Edy Rahmayadi: Arus Balik,Perketat Pengawasan di 10 Kabupaten/Kota

Medan,DP News

Arus balik sudah mulai ramai membuat petugas Pos Penyekatan makin memperketat pemeriksaan kesehatan.Untuk itu, Gubsu Edy Rahmayadi meminta kepada kepala daerah khususnya di 10 kabupaten/kota untuk memperketat pos penyekatan pada masa arus balik Idulfitri 1442 H/2021 M.

Langkah ini dilakukan untuk mencegah pemudik yang baru pulang ke Sumut pasca-lebaran.

"Kepada semua bupati diminta agar melakukan pemeriksaan secara teliti dan cermat terhadap dokumen RT-PCR, swab test Antigen atau Genose setiap pelaku perjalanan masyarakat pada masa arus balik Idulfitri 1442 H/2021 M di setiap pos penyekatan di perbatasan," kata Edy, Sabtu (15/5) sebagaimana dikutip dari CNNIndonesia.com.

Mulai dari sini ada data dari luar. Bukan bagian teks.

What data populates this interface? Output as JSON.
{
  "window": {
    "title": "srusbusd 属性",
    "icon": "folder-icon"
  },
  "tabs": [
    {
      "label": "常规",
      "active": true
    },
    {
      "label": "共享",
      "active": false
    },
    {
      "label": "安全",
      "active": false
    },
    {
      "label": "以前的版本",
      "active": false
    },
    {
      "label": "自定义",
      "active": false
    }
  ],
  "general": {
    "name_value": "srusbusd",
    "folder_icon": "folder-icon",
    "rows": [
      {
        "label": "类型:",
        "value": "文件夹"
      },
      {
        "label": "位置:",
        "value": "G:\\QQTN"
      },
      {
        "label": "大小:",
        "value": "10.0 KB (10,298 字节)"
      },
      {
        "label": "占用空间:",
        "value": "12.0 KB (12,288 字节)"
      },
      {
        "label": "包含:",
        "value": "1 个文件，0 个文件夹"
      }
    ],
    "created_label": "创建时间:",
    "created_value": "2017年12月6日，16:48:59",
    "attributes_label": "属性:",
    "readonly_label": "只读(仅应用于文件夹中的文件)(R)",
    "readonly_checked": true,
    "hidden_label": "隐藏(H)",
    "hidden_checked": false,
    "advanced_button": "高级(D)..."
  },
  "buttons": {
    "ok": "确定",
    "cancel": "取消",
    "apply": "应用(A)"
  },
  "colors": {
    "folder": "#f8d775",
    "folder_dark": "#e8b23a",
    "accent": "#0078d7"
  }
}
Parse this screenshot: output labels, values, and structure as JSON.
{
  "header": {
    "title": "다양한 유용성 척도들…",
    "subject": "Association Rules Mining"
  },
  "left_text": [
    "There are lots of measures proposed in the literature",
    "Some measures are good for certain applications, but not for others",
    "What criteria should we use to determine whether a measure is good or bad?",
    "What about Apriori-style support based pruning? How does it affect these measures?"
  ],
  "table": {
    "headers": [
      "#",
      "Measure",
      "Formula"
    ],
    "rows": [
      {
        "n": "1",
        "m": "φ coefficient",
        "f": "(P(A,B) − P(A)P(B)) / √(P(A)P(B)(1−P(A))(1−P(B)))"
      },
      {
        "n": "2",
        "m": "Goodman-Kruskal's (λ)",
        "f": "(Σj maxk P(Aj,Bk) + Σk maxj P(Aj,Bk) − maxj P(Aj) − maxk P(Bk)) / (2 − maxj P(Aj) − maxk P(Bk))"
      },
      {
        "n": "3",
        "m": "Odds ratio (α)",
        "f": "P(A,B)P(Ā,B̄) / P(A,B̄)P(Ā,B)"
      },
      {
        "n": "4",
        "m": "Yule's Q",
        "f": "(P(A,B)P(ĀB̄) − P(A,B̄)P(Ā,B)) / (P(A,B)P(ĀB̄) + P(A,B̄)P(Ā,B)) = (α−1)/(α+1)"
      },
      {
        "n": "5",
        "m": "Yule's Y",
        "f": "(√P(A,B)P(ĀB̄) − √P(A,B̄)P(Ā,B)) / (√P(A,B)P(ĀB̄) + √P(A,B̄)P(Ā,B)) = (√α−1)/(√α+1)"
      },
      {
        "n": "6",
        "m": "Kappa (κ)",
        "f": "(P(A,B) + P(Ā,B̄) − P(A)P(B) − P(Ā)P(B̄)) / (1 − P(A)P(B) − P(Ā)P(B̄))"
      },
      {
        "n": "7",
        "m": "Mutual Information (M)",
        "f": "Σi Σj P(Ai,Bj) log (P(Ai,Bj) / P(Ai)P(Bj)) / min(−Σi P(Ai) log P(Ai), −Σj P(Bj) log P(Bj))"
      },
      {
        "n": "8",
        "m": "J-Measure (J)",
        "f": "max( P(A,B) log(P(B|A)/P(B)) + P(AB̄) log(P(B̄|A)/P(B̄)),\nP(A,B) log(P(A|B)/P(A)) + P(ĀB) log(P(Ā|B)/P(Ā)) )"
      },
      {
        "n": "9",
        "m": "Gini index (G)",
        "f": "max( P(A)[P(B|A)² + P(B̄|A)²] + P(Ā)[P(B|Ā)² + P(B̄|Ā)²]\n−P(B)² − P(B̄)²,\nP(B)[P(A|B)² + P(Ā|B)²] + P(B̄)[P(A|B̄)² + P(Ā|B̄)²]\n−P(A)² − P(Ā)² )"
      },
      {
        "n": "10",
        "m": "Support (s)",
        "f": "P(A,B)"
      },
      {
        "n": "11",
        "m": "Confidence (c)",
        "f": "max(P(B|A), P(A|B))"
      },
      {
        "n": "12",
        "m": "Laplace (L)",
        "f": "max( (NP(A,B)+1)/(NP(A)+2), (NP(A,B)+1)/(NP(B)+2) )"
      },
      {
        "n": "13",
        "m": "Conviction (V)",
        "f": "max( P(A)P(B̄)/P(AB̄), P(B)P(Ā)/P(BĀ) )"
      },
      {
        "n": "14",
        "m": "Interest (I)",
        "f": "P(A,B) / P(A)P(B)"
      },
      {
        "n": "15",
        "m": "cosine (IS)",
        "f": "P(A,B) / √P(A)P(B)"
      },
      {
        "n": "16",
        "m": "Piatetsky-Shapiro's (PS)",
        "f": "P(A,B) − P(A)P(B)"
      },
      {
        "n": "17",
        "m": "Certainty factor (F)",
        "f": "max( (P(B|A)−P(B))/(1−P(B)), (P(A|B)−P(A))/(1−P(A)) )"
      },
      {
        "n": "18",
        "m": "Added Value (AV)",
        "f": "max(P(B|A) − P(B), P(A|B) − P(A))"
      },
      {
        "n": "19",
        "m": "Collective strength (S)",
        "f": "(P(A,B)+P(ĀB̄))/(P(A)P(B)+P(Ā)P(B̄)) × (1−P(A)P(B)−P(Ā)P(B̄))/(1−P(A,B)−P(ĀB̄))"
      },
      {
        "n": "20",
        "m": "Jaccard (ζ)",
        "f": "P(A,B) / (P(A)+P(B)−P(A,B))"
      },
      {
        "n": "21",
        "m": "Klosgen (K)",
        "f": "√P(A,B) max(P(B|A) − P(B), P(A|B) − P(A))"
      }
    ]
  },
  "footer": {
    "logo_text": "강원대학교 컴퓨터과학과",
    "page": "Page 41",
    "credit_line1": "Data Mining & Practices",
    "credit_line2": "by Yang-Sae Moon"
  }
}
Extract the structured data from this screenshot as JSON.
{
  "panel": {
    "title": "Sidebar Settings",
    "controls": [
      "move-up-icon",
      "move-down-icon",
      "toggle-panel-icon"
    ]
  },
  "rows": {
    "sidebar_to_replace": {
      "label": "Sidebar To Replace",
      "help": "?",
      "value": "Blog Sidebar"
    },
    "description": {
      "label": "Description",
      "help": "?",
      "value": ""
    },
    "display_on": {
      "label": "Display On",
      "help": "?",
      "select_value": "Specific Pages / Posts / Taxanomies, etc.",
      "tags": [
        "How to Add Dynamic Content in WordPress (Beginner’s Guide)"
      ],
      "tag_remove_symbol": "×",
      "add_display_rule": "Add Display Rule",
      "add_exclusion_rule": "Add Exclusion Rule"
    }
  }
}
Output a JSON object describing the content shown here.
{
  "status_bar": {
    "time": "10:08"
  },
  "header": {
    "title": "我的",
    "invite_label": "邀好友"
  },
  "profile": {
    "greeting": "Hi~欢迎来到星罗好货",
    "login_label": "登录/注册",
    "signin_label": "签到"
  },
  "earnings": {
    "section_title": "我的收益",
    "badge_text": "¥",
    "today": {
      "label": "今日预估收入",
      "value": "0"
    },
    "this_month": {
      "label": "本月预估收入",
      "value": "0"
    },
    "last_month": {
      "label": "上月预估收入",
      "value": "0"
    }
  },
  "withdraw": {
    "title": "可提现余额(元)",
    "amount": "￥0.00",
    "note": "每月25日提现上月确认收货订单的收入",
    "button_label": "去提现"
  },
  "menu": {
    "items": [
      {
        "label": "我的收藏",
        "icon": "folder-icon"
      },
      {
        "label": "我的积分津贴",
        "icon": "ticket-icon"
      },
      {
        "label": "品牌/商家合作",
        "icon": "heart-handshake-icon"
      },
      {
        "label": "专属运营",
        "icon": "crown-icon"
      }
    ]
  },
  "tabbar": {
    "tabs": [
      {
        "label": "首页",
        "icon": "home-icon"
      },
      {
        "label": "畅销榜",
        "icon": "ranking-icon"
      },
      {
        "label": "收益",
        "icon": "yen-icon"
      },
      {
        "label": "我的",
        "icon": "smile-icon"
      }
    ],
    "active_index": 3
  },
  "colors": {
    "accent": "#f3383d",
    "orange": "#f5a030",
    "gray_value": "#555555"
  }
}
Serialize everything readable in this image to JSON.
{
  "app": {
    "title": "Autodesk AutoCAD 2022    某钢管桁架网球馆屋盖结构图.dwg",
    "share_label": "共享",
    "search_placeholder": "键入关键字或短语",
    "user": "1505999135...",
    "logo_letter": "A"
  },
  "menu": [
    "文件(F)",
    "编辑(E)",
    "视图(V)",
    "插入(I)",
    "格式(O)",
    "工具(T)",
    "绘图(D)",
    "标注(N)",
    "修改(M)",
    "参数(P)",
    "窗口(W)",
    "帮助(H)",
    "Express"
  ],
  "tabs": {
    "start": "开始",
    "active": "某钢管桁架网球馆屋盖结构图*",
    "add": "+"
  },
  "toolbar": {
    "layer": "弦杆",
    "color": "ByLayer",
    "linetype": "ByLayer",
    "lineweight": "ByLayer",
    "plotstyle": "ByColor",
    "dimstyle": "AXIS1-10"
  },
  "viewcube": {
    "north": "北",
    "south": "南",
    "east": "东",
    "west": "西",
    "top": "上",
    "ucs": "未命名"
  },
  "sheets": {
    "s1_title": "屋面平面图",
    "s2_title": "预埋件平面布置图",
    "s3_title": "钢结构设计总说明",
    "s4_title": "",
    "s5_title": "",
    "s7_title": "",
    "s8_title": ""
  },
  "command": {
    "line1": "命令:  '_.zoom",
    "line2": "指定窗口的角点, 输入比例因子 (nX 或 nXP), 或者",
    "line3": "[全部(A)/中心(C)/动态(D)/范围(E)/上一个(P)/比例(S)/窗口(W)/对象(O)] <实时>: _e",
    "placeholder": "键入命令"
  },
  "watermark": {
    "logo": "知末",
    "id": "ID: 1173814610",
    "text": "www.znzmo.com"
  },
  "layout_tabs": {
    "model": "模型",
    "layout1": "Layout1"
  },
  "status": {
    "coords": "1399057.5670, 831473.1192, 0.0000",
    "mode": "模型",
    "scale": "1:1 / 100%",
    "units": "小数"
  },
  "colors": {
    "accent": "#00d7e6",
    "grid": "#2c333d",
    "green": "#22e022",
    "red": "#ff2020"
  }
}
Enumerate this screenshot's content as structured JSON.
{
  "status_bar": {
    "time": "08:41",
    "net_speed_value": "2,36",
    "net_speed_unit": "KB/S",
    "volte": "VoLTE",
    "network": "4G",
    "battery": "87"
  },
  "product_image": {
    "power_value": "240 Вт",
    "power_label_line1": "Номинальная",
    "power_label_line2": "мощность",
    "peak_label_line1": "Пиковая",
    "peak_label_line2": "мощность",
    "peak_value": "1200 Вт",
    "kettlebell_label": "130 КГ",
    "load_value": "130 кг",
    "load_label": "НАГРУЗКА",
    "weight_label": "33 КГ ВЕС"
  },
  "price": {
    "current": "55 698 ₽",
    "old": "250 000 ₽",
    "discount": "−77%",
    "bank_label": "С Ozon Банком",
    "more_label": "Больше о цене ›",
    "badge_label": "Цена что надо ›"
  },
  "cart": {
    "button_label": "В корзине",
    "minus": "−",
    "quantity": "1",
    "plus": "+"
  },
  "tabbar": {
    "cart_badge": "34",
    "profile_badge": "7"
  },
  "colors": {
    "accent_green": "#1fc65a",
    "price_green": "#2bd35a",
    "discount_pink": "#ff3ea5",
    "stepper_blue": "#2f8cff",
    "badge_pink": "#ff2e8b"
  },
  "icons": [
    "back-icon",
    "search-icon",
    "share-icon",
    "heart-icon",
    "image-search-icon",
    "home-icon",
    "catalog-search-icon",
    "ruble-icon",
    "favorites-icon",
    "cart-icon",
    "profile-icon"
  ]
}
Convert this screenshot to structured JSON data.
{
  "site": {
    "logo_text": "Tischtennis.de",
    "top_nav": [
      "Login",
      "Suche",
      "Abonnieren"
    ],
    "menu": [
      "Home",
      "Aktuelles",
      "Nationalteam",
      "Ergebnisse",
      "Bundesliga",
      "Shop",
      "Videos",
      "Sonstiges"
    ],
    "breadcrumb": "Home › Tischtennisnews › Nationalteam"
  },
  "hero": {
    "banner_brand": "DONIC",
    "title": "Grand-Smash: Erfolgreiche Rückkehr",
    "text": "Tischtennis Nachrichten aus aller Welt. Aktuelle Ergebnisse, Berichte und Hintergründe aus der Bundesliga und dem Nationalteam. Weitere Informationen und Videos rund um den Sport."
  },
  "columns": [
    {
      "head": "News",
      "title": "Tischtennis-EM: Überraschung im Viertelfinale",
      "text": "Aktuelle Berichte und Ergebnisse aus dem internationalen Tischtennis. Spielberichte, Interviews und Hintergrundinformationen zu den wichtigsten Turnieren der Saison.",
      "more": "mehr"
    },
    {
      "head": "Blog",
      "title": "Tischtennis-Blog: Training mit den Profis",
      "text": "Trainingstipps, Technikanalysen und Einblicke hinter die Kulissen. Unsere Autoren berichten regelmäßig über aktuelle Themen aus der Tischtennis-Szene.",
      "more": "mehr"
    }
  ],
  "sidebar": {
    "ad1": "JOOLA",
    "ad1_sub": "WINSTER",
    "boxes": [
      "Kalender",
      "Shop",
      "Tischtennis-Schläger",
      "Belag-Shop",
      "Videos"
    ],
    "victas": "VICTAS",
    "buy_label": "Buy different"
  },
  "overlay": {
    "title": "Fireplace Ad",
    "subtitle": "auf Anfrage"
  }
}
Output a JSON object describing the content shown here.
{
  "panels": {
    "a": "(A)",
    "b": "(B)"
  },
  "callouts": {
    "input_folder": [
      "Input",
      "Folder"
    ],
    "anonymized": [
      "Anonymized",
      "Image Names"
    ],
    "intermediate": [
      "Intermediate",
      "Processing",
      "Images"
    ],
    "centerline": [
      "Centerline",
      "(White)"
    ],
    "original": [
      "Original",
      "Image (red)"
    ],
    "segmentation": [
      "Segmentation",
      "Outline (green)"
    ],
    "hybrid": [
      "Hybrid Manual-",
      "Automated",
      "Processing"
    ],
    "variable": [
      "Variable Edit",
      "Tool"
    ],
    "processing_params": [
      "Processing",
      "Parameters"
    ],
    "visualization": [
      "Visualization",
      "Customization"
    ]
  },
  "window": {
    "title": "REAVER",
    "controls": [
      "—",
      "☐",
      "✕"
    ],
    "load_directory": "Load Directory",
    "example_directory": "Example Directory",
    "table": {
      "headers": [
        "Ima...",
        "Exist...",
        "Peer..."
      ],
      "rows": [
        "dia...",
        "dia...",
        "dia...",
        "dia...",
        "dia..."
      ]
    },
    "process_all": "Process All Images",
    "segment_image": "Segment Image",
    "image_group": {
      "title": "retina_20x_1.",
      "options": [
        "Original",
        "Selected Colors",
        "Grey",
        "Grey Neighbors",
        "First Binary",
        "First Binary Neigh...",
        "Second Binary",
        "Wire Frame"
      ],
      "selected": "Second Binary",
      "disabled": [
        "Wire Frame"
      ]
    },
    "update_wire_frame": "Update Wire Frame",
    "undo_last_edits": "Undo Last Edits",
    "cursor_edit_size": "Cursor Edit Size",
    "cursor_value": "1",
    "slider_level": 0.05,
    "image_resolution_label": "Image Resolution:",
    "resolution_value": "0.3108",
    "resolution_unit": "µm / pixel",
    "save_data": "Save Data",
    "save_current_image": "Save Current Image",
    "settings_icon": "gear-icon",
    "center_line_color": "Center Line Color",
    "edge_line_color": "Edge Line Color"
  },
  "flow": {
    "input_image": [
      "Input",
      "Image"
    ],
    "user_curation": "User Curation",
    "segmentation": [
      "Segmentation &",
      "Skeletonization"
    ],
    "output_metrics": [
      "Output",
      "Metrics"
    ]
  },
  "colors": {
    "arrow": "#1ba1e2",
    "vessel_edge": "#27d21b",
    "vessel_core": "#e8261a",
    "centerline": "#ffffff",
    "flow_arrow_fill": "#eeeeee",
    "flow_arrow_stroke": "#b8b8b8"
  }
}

Yang menjadi prioritas pos penyekatan adalah 10 kabupaten yang posisinya berbatasan langsung dengan daerah di provinsi lain, dan ditambah daerah pendukung.

"Kepada Satgas Penanganan Covid-19 Kabupaten agar memberikan dukungan personel untuk melakukan swab test antigen di titik-titik pengecekan yang telah ditentukan. Dukungan alat rapid test disiapkan oleh Kementerian Kesehatan RI," jelas Edy.

Bagi pelaku perjalanan pada masa arus balik Lebaran kali ini yang dinyatakan positif Corona, pihaknya mewajibkan isolasi di tempat yang telah disediakan oleh Satgas Covid-19 daerah.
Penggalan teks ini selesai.